ABAGNALO: A friend of mine told me there are cults of people out there who love you. They have posters of you hanging in their bedrooms. Maybe you should get out there.

WOODLAWN: I want to go to Vegas! You’ll see me coming down on a trapeze in a red sequined gown singing, “Chico, Chico, Chico!”

ABAGNALO: Weren’t you just playing on Fire Island?

WOODLAWN: No, I went there to appear in the Pink Party!

ABAGNALO: Do you ever have fights with your piano player?

WOODLAWN No. Hardly ever… I know other people do…with orchestras even!

ABAGNALO: Do you like this better than the movies?

WOODLAWN: It’s more exciting cause you have an audience there.

ABAGNALO: Have you ever had one of those audiences where you can tell that they don’t want to like you… and you get nervous and you have to work extra hard to get them to like you…

WOODLAWN: Oh, I think like that all the time before I go on! I always imagine that they’re out there with ice picks and hammers and forks… Tomato land!

ABAGNALO: How do you handle the hecklers?

WOODLAWN: You tell them to shut-up!

ABAGNALO: That’s all? How about the drunks who come up and grab you?

WOODLAWN: Well, usually you’re far enough away. Unless you’re playing among the tables. I don’t do that. I usually stay up on the stage where it’s safe.

ABAGNALO: You’re always all booked up, aren’t you?

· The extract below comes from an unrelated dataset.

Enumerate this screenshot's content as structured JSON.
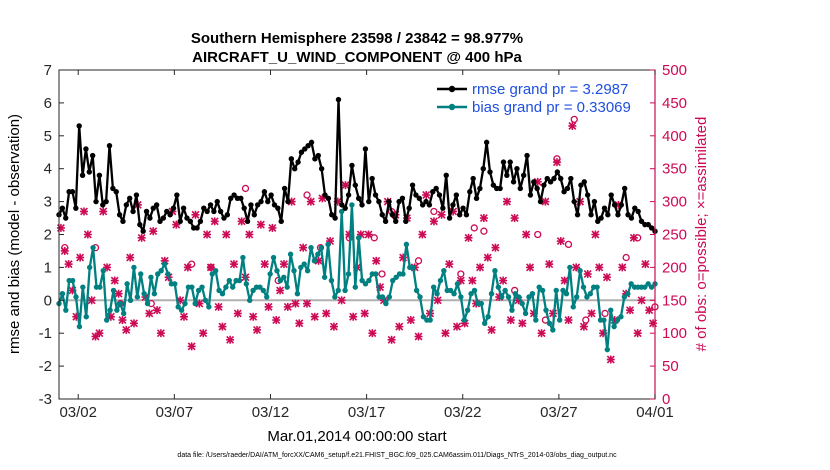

WOODLAWN: Yeah. I have a booking for next April.

ABAGNALO: Wow! It’s that far in advance? Do you get held over a lot?

WOODLAWN: Jackie [Curtis] and I got held over at the New York Cultural Center. Usually I come back a lot. I’ve been at Reno Sweeny’s five times. True Heller’s twice. The Grand Finale twice.

ABAGNALO: That’s right! You really make money for those places, I guess.

WOODLAWN: There’s a new Puerto Rican around now: Yvonne Cole, she’s got no eyebrows, and believe me, it’s hard for a Puerto Rican not to have eyebrows.

ABAGNALO: Why is that?

WOODLAWN: They come two inches an eyebrow! My dear, I have to pull out my eyebrows for hours… She was a Miss Puerto Rico once… I’d love to play in Puerto Rico!

ABAGNALO: You get interviewed a lot, don’t you Holly?

WOODLAWN: Oh, yeah. Some woman interviewed me the other day for some dirty magazine. Asking me about my love life, my sex life, what I wear in bed!

ABAGNALO: What kind of celebrities are you friends with now?

WOODLAWN: I’ll tell you one thing—Halston gave me two gowns.

ABAGNALO: He gave you two gowns?

WOODLAWN: Yes. With 3-D sequins that blast off every color in the universe… Oh! I’m gonna be in Who’s Who!

ABAGNALO: Who’s Who in America?

WOODLAWN: Yeah. They sent me an application… Ultra woman! P.R. woman!

ABAGNALO: This act must be dominating your whole life now.

WOODLAWN: It does, sort of. Rehearsing every day is 90 percent of it. But the other day I went to the Beacon and saw The Wizard of Oz.

ABAGNALO: May I interview you again when we do a German issue?

WOODLAWN: Fabulous!

THIS INTERVIEW ORIGINALLY RAN IN THE AUGUST 1975 ISSUE OF INTERVIEW.